Dynamical Dark Energy Imprints in the Lyman-Alpha Forest
Diego Garza, Brant Robertson, Piero Madau, Nick Gnedin, Matthew W. Abbruzo, Evan Schneider, Reuben D. Budiardja, James B. White, Robert Caddy, Bruno Villasenor
TL;DR
This work investigates whether dynamical dark energy (DDE), motivated by DESI indicating a time-varying equation of state, leaves observable imprints in the Lyman-Alpha forest. Using high-resolution, GPU-accelerated hydrodynamic simulations with CPL-based DDE, the authors compare to matched LCDM models to isolate expansion-history effects on the intergalactic medium and the Ly$\alpha$ transmitted-flux power spectrum (FPS).
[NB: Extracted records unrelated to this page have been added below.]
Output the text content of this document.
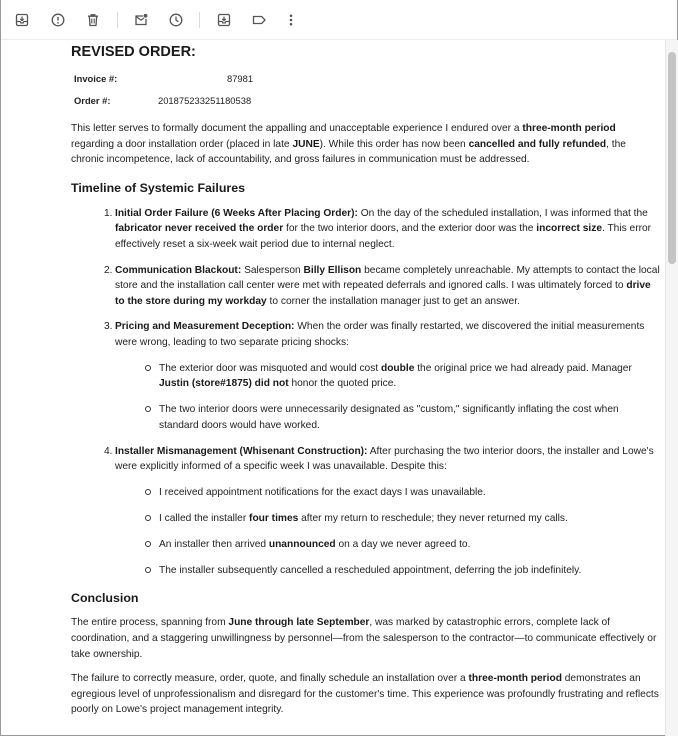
REVISED ORDER:
Invoice #:	87981
Order #:	201875233251180538

This letter serves to formally document the appalling and unacceptable experience I endured over a three-month period regarding a door installation order (placed in late JUNE). While this order has now been cancelled and fully refunded, the chronic incompetence, lack of accountability, and gross failures in communication must be addressed.

Timeline of Systemic Failures
1. Initial Order Failure (6 Weeks After Placing Order): On the day of the scheduled installation, I was informed that the fabricator never received the order for the two interior doors, and the exterior door was the incorrect size. This error effectively reset a six-week wait period due to internal neglect.
2. Communication Blackout: Salesperson Billy Ellison became completely unreachable. My attempts to contact the local store and the installation call center were met with repeated deferrals and ignored calls. I was ultimately forced to drive to the store during my workday to corner the installation manager just to get an answer.
3. Pricing and Measurement Deception: When the order was finally restarted, we discovered the initial measurements were wrong, leading to two separate pricing shocks:
The exterior door was misquoted and would cost double the original price we had already paid. Manager Justin (store#1875) did not honor the quoted price.
The two interior doors were unnecessarily designated as "custom," significantly inflating the cost when standard doors would have worked.
4. Installer Mismanagement (Whisenant Construction): After purchasing the two interior doors, the installer and Lowe's were explicitly informed of a specific week I was unavailable. Despite this:
I received appointment notifications for the exact days I was unavailable.
I called the installer four times after my return to reschedule; they never returned my calls.
An installer then arrived unannounced on a day we never agreed to.
The installer subsequently cancelled a rescheduled appointment, deferring the job indefinitely.
Conclusion

The entire process, spanning from June through late September, was marked by catastrophic errors, complete lack of coordination, and a staggering unwillingness by personnel—from the salesperson to the contractor—to communicate effectively or take ownership.

The failure to correctly measure, order, quote, and finally schedule an installation over a three-month period demonstrates an egregious level of unprofessionalism and disregard for the customer's time. This experience was profoundly frustrating and reflects poorly on Lowe's project management integrity.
They find that DDE induces a scale- and redshift-dependent spectral tilt in the FPS, along with a modestly warmer low-density IGM and slightly reduced Ly$\alpha$ opacity, relative to LCDM. These signatures offer an independent avenue to test DDE, and the results highlight the need for high-precision FPS measurements and improved modeling of the UV background and radiative transfer to exploit Ly$\alpha$ forest data for constraining dynamical dark energy.
Abstract
The nature of dark energy (DE) remains elusive, even though it constitutes the dominant energy-density component of the Universe and drives the late-time acceleration of cosmic expansion. By combining measurements of the expansion history from baryon acoustic oscillations, supernova surveys, and cosmic microwave background data, the Dark Energy Spectroscopic Instrument (DESI) Collaboration has inferred that the DE equation of state may evolve over time. The profound implications of a time-variable, ``dynamical" DE (DDE) that departs from a cosmological constant motivate the need for independent observational tests. In this work, we use cosmological hydrodynamical simulations of structure formation to investigate how DDE affects the properties of the Lyman-Alpha ``forest'' of absorption features produced by neutral hydrogen in the cosmic web. We find that DDE models consistent with the DESI constraints induce a spectral tilt in the forest transmitted flux power spectrum, imprinting a scale- and redshift-dependent signature relative to standard Lambda-CDM cosmologies. These models also yield higher intergalactic medium temperatures and reduced Lyman-Alpha opacity compared to Lambda-CDM. We discuss the observational implications of these trends as potential avenues for independent confirmation of DDE.